Your answer suggests that the Windows version would do the trick.
Is that true?
(Though some Apple users have the "Nach Canossa gehen wir nicht"-attitude versus Windows, I am more a "Paris vaut bien une messe" type of guy)
Thanks
The windows version can be configured to support certain line inputs, but you might have trouble using toslink/SDPIF for your intended application. Specifically, SPDIF doesn't have the bandwidth to support uncompressed 5.1; it can only output 5.1 with lossy encoding. So it's not ideal from a sound quality perspective at step one, but there's a more pressing problem:
While JRiver for windows can be configured to accept a line input from an ASIO device (or with some extra software, can be made to playback from non-ASIO live inputs as well), I'm not sure that it supports decoding on any of those inputs (I think it's just expecting an audio stream, not a DTS or DD encoded stream). So you might need an additional piece of software as an "interpreter."
And then finding an affordable external sound device with a TOSLINK *input* (which are much, much less common than TOSLINK outputs) might be a challenge. For example there are external devices with SPDIF outputs for $20 or $30, but I'm not aware of any quality products with SPDIF inputs that are less than $100. And even with such a device, you may run into issues identified above with the encoding. I don't have anything I could test with (I migrated away from SPDIF), so I can't confirm, but I would expect trouble with your proposed signal path.

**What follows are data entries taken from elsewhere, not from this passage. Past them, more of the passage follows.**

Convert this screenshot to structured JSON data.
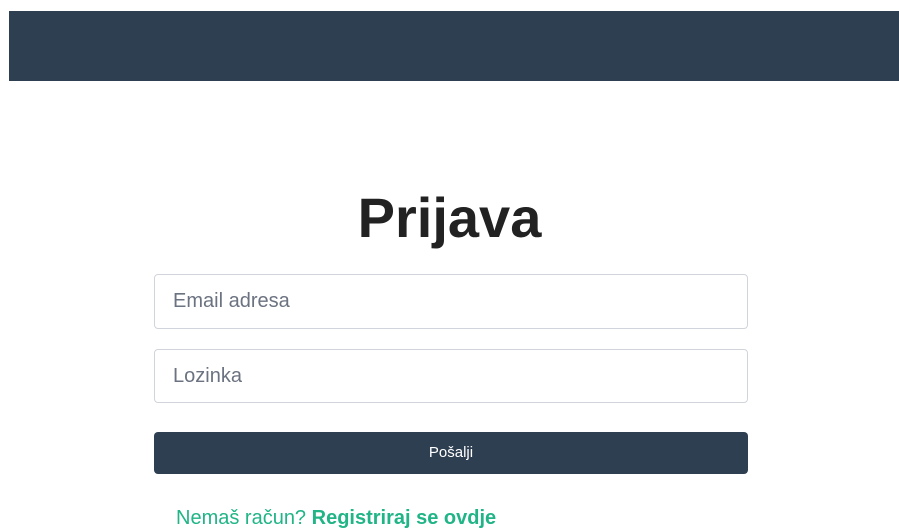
{
  "header": {
    "background_color": "#2f3f52"
  },
  "form": {
    "title": "Prijava",
    "email_placeholder": "Email adresa",
    "password_placeholder": "Lozinka",
    "submit_label": "Pošalji"
  },
  "footer": {
    "prompt": "Nemaš račun? ",
    "register_link": "Registriraj se ovdje",
    "accent_color": "#20b486"
  }
}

Is there a reason that you can't just use an external USB DVD drive connected directly to the computer? No need to rip, just play the disc back directly in JRiver and get lossless 5.1 (not sure if DVD playback is supported on the Mac side, but it definitely is supported on the Windows side). That would require many fewer steps, and would almost certainly be cheaper and higher quality than trying to route TOSLINK in through an as yet to be determined device (external DVD drives cost $15).